A Thames Estuary Airport
Points of concern for a Thames Estuary airport and the need to consider other options as well
The debate is on!
The Mayor of London’s proposals for an airport in the Thames Estuary has received widespread publicity, not all of it favourable. Since then, two other proposals in the Thames estuary have been aired: one on the Isle of Grain, and one on the Isle of Sheppey. Ahead of any policy decision by government, what do the airlines think?
BAR UK welcomes the debate because it recognises that the UK's hub airport, Heathrow, is full and that more hub airport capacity is urgently required.
However, all three estuary airport proposals raise a wide number of concerns that need to be assessed before any final decision may be taken in respect of a new hub-airport site.
Those concerns fall into main areas: location and affordability.
Issues to assess include:
1. Heathrow serves not only London and SE England, but also those from SW England, Southern England, S Wales and southern Midlands. A Thames Estuary location would require them all to go through, or around, London to access it.
2. Heathrow is a major hub airport with massive investment costs underpinning it. Would airlines be able to afford to leave Heathrow, with all its outstanding investment costs, and relocate to a new airport that would most llikely have even more costs attached to it?
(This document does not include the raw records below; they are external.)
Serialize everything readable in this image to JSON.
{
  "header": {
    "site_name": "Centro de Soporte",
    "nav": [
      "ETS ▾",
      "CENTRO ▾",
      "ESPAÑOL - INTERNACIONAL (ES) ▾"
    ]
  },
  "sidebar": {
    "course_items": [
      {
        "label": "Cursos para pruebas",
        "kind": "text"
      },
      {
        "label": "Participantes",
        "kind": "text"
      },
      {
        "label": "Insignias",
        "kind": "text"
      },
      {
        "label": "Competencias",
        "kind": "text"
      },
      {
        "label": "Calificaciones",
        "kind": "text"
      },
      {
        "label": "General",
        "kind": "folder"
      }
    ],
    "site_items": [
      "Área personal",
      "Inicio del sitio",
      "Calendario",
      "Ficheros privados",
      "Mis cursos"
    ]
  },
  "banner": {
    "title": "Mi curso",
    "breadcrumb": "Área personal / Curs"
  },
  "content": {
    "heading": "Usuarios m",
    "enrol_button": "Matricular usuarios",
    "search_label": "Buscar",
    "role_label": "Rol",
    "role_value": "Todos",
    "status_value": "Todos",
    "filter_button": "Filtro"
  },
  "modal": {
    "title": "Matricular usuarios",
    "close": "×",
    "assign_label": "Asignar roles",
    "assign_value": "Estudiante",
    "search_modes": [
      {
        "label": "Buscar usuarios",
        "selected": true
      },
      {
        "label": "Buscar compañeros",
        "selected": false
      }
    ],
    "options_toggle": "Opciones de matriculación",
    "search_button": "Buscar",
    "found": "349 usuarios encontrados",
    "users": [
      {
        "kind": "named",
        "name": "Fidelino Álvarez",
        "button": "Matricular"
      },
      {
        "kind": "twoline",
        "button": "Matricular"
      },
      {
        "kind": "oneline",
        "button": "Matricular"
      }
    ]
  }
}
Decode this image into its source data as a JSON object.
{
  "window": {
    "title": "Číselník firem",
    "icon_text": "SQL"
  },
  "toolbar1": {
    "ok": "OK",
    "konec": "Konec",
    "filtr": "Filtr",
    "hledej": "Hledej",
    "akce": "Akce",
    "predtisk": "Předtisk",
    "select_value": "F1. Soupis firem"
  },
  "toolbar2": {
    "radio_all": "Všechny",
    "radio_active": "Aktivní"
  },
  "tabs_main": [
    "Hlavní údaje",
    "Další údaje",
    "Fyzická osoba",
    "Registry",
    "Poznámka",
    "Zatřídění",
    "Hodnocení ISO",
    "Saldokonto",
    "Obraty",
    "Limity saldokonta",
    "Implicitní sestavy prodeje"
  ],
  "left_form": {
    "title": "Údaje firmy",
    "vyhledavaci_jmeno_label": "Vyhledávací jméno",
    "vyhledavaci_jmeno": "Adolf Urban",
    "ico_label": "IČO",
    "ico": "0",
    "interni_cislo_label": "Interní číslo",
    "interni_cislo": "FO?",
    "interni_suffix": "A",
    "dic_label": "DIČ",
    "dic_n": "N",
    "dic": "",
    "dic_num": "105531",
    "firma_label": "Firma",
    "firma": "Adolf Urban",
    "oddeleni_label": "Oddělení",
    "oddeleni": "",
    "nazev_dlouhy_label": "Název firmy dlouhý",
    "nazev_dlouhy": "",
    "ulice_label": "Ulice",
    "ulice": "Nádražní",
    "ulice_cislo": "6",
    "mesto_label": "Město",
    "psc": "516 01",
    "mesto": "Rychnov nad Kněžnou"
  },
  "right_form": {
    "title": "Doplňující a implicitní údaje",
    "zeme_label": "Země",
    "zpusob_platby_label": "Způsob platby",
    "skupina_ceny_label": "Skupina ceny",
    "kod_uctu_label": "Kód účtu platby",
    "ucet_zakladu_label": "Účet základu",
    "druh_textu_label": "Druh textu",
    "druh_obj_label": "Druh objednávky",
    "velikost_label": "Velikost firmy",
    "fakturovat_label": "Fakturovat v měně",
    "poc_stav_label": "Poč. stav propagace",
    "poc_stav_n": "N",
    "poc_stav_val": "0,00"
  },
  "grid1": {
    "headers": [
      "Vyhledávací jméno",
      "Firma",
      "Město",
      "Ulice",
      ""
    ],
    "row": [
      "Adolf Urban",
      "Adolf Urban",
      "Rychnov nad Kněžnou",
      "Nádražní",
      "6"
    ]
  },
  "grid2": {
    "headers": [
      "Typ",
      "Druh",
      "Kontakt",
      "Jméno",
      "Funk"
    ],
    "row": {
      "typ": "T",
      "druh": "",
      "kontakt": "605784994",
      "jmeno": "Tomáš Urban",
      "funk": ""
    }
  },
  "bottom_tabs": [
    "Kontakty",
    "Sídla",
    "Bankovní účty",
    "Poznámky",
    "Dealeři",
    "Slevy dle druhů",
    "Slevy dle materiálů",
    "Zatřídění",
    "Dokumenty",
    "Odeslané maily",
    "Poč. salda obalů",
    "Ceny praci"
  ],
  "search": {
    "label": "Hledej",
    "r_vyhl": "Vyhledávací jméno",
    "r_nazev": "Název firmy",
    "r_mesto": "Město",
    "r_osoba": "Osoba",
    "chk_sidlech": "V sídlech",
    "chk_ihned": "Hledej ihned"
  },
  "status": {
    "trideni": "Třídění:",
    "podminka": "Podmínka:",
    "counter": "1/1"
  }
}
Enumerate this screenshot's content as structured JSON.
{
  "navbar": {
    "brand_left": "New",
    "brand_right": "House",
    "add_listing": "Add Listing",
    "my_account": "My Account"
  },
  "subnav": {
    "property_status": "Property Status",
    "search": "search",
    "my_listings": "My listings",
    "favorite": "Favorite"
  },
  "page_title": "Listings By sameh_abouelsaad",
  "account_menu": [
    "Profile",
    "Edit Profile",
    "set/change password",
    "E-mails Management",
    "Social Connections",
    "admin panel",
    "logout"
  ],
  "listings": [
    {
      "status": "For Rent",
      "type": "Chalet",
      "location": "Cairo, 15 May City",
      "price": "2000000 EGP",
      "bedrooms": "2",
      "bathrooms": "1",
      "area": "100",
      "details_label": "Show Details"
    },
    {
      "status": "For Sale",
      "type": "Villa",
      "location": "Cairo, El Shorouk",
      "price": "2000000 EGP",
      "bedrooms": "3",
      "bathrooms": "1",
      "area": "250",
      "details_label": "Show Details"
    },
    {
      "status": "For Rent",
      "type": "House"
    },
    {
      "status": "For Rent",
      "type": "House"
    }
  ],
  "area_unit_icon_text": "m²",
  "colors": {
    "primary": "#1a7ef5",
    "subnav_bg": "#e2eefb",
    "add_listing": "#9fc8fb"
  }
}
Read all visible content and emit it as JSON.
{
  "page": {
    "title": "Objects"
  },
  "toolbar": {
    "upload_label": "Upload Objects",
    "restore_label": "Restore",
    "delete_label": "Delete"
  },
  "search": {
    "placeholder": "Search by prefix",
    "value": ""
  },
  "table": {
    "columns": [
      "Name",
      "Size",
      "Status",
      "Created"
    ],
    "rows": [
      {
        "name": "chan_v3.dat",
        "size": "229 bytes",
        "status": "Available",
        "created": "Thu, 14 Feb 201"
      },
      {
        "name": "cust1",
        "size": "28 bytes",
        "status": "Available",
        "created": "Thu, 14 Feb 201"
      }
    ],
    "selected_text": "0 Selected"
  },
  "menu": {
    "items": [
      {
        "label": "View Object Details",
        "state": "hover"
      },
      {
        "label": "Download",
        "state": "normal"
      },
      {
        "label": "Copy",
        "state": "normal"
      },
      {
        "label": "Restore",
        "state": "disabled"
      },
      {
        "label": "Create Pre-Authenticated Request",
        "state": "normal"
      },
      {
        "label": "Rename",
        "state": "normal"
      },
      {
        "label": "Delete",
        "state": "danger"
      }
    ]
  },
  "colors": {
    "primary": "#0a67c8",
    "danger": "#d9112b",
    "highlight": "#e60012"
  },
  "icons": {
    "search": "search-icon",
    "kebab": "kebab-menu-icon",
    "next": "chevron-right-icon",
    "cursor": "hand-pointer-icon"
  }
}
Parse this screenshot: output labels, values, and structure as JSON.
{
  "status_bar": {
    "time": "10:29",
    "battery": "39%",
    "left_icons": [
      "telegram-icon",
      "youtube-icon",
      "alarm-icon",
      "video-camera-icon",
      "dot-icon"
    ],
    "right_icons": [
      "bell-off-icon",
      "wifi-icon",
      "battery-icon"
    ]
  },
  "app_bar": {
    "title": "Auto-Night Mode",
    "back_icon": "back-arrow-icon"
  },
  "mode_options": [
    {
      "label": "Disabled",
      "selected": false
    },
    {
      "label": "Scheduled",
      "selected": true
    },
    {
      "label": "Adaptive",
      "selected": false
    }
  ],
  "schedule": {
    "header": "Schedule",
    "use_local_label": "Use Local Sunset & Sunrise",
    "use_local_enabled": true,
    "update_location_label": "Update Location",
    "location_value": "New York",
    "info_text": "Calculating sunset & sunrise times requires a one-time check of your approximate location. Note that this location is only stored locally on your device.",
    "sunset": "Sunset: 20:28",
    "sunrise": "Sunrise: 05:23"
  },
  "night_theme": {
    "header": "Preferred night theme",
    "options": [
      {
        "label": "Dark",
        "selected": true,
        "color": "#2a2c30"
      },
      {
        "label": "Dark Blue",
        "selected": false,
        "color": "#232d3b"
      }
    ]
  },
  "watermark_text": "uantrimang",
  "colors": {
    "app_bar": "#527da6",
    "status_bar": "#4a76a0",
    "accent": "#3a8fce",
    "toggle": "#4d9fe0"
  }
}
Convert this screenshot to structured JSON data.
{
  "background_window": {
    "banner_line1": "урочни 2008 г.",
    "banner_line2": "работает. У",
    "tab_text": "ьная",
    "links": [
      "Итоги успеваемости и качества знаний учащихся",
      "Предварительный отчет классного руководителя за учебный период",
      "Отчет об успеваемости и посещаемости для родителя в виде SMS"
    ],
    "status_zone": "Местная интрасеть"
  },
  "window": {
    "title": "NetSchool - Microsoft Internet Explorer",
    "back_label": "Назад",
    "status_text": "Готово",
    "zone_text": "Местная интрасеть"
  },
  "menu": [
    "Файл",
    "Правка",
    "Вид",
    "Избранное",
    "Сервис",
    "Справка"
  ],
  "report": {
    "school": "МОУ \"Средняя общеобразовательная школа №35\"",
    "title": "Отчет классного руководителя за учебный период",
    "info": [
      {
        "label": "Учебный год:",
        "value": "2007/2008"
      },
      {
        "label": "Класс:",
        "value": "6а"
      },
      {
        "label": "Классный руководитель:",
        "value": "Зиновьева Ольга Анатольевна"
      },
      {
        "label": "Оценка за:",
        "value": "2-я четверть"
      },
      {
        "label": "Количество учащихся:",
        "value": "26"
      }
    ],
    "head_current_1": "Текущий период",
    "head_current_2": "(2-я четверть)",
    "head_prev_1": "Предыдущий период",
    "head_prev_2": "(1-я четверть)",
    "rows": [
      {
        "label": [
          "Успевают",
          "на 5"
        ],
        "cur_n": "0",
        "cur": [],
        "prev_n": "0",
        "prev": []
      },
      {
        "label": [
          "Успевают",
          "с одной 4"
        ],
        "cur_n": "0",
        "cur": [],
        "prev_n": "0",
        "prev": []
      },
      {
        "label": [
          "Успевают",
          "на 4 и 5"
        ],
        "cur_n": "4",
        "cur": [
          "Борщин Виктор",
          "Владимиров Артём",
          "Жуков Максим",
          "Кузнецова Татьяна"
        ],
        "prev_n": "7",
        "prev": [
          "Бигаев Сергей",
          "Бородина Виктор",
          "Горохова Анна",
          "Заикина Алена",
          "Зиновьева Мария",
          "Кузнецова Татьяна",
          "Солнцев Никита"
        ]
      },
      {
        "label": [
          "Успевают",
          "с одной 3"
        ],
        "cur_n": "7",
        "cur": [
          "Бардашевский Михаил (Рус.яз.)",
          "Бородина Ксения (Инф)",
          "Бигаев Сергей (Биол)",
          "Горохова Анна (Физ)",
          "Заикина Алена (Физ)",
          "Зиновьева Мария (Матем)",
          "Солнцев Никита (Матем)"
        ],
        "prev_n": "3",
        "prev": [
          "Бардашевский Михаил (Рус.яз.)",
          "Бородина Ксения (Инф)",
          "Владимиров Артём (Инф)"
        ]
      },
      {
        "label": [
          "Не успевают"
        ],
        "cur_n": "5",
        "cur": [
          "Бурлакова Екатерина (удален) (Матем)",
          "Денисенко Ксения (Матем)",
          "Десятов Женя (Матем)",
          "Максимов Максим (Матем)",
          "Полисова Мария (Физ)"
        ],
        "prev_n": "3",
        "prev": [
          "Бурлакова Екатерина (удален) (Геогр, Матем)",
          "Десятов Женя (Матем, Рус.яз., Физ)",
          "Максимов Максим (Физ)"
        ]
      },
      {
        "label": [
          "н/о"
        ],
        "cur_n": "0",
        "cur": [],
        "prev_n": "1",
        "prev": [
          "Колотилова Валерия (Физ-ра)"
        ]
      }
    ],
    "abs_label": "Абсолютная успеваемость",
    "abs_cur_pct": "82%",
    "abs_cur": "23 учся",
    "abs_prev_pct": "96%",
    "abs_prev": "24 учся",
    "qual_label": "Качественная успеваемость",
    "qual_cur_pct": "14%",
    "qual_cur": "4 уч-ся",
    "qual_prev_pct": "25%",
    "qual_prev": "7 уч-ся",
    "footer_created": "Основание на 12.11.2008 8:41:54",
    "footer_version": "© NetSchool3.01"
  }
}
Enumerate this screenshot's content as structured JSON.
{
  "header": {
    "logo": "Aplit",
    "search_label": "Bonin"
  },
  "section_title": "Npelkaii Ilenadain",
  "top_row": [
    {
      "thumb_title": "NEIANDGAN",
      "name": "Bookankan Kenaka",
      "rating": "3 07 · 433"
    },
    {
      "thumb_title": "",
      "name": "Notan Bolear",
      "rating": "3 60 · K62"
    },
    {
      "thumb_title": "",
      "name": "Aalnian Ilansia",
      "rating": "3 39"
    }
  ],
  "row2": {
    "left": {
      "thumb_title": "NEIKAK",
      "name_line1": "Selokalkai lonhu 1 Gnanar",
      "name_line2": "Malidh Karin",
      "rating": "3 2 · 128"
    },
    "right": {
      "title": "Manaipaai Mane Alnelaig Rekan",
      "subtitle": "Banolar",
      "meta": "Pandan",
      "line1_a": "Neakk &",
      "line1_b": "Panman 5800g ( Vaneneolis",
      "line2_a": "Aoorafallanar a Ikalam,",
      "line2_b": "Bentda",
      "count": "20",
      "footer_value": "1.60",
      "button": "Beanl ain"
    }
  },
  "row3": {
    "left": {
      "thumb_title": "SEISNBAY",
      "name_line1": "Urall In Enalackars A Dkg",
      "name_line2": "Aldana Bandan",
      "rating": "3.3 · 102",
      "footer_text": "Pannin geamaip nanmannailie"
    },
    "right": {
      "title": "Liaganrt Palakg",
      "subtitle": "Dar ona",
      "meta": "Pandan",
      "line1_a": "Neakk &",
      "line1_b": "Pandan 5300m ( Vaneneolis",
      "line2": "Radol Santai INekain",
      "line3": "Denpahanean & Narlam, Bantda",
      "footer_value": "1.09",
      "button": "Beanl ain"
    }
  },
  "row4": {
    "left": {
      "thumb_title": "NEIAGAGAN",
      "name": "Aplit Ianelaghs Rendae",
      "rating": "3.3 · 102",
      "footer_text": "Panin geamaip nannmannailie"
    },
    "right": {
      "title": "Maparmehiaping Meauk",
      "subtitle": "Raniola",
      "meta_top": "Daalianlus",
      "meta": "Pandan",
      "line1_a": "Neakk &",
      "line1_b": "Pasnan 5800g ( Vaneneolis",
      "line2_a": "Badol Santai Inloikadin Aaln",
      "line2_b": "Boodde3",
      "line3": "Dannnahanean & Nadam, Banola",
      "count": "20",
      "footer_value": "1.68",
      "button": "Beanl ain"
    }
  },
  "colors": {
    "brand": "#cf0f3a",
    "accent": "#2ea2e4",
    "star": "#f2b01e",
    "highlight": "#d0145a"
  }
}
3. With a future passenger flow of 90-120 million passengers per annum, of whom 70% would be starting or finishing their air journeys at Heathrow (i.e. 63-84 million per annum), what range of transportation systems could handle such a volume, with proper resilience measures built-in?
4. The closure of Heathrow would create huge unemployment (over 70,000 direct jobs at the airport) and kill the economy of the Thames Valley and west London, so affecting airline carryings as well as jobs.
5. How might such a new airport be funded, possibly impacting multi-billions of pounds of public money, whereas expansion at Heathrow is primarily funded by the airport operator and its airline customers.
7. How can the safety concerns in respect of the bird population of the estuary in general be satisfactorily mitigated?
Futhermore, it is understood that any airport operating in the estuary would:
a) severely affect the use of continental airspace, and require, if actually feasible, considerable re-designs to it.
b) severely affect the operations at least one of the existing London airports on the eastern side of the metropolis, over and above the proposed closure of Heathrow.
c) still require many departing or arriving aircraft to fly over London, so nullifying one of the reasons for building an estuary airport.
n.b. it needs to be noted that all sites that may be proposed would need to be properly assessed in a similar manner.
FUTURE ACTIONS
Two actions are required:
a) an aviation policy that will provide the framework for additional hub airport capacity as a matter of priority
b) an aviation policy that will satisfactorily address the UK's need for long-term hub airport capacity in the context of national infrastructure. In the context of any new hub airport, this must include examining all other options in additon to those proposed for the Thames estuary.
Damage to the UK economy is being felt right now, because it's simply not possible to plan future growth without any policy on future capacity.